All of which makes India ripe for development as far as luxury watches are concerned.

But whereas initial reluctance to enter China directly was due to the perception (at the time) of intellectual property concerns, in India, duties and tariffs can raise the price of a watch by 50 per cent, affecting margins and making it extremely difficult for luxury brands to run businesses profitably.

That is where marketing comes into play. Longines has long used the Indian actress Aishwarya Rai Bachchan in its campaigns while TAG Heuer, Hublot and Audemars Piguet all have dedicated brand ambassadors in the form of the Bollywood actor, Shah Rukh Khan, and the cricket stars Harbhajan Singh and Sachin Tendulkar, respectively.

“Watch brands are opening in India, but they are largely marketing tools,” says Jon Cox, head of Swiss research at Kepler Capital Markets.

“Being a favourite among celebrities was key to the rapid success of the brand in India,” says Jonathan Stalder, director of Hublot India, which has a flagship store in development and is one of the very few brands more successful in India than in China, having opted to enter the former first in 2006.

“We want to establish our awareness,” affirms Franck Dardenne, country manager for LVMH Watch and Jewellery India. “Even if nobody knows when the bomb of wealth will explode in India, we want to, and will be, ready for this moment.”

LVMH Group brand, TAG Heuer, available via eight monobrand boutiques and 85 multibrand outlets in 28 cities, made the bold move of offering its full range of watches to Indian customers as early as 2002.

By doing that, it was able to capture a leadership position. The brand plans to open in multiple “tier two” cities where it expects to wait two years before achieving strong turnover.

With high-end watches, where substitute products are more difficult to find, there are interesting longer term opportunities. Richemont, LVMH and Swatch Group have an established watch presence in India to benefit from this strategic market once it opens up more favourably from current “marginal” standings, paralleling a similar phenomenon in China 15 years ago.

For the time being, however, the approach has been to limit invested capital and risks.

Michele Sofisti, chief executive of Sowind Group, which includes Girard-Perregaux and Jean­Richard, believes in maintaining a balanced global distribution of investment, sales and post-sales service. “India remains a market of potential interest, but not yet real in spite of their economy,” he says.

Additional obstacles include such as the absence of a large middle class and organised distribution, difficulties developing retail without an Indian partner, few luxury malls and plain old bureaucracy.

“There are no tangible reasons to be bullish on the Indian luxury watch market for the next decade,” says Mr Chauvet.
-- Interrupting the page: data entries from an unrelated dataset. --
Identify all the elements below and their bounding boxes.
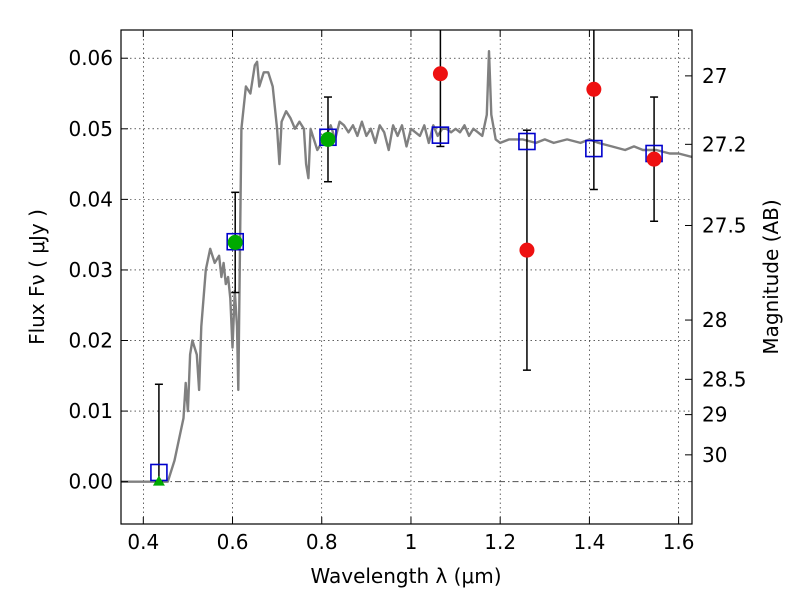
x-tick-label: 1.4 xyxy=(573,530,605,554)
x-tick-label: 0.8 xyxy=(306,530,338,554)
y-tick-label: 0.00 xyxy=(68,470,113,494)
y-tick-label: 0.02 xyxy=(68,329,113,353)
y2-tick-label: 27.2 xyxy=(702,132,747,156)
y2-tick-label: 29 xyxy=(702,403,727,427)
marker-layer xyxy=(150,66,663,486)
grid xyxy=(121,30,692,524)
y-tick-label: 0.01 xyxy=(68,399,113,423)
x-tick-label: 1.6 xyxy=(663,530,695,554)
y2-tick-label: 30 xyxy=(702,443,727,467)
detection-point xyxy=(227,234,243,250)
x-axis-label: Wavelength λ (μm) xyxy=(310,564,501,588)
y2-tick-label: 28 xyxy=(702,308,727,332)
model-photometry-square xyxy=(431,126,450,144)
y2-tick-label: 28.5 xyxy=(702,367,747,391)
y-tick-label: 0.06 xyxy=(68,46,113,70)
x-tick-label: 0.6 xyxy=(217,530,249,554)
low-significance-point xyxy=(432,66,448,82)
model-photometry-square xyxy=(585,139,603,158)
y2-tick-label: 27.5 xyxy=(702,213,747,237)
y-tick-label: 0.03 xyxy=(68,258,113,282)
spectrum-layer xyxy=(121,50,692,483)
x-tick-label: 1 xyxy=(405,530,418,554)
low-significance-point xyxy=(519,242,535,258)
upper-limit-triangle xyxy=(152,475,165,486)
plot-frame xyxy=(120,29,693,525)
y-axis-ticks: 0.00 0.01 0.02 0.03 0.04 0.05 0.06 xyxy=(68,46,128,494)
y-tick-label: 0.05 xyxy=(68,117,113,141)
low-significance-point xyxy=(586,81,602,97)
detection-point xyxy=(320,131,336,147)
y-tick-label: 0.04 xyxy=(68,187,113,211)
model-spectrum-line xyxy=(121,50,692,483)
y2-axis-label: Magnitude (AB) xyxy=(759,199,783,354)
x-tick-label: 0.4 xyxy=(127,530,159,554)
x-axis-ticks: 0.4 0.6 0.8 1 1.2 1.4 1.6 xyxy=(127,30,695,554)
y2-tick-label: 27 xyxy=(702,64,727,88)
y-axis-label: Flux Fν ( μJy ) xyxy=(25,209,49,345)
model-photometry-square xyxy=(518,132,536,151)
x-tick-label: 1.2 xyxy=(484,530,516,554)
low-significance-point xyxy=(646,151,662,167)
y2-axis-ticks: 27 27.2 27.5 28 28.5 29 30 xyxy=(685,64,747,467)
Despite that forecast, Wealth-X estimates wealthy Indians will spend $800m this year on luxury goods in India alone. But India boasts the largest number of privately owned planes in Asia. The natural conclusion? Indians are buying watches abroad.

Just a decade ago, when travel abroad and the internet were not as common as they are now, brands were simply adding import taxes to the prices, notes Mr Stadler. Today, with instant comparison shopping, that would be impossible.

Unlike with jewellery, the vast majority of which is entrusted to family jewellers, brand names are very important to the Indian consumer when choosing a luxury watch.

Artisanal brands such as Vacheron Constantin, with its Emporio Mall boutique in New Delhi, have progressed steadily in the past decade, says managing director Yassin Tag, “benefiting from an increase in watchmaking awareness, as well as a love for craftsmanship and precious materials”.

In the case of TAG Heuer, a quarter of its market is composed of steel and gold watches. “Our Formula 1 steel and ceramic watch met with tremendous success after it was adapted to be gold-plated and ceramic,” says Mr Dardenne. “Its shiny aspect made it extremely suitable with saris.”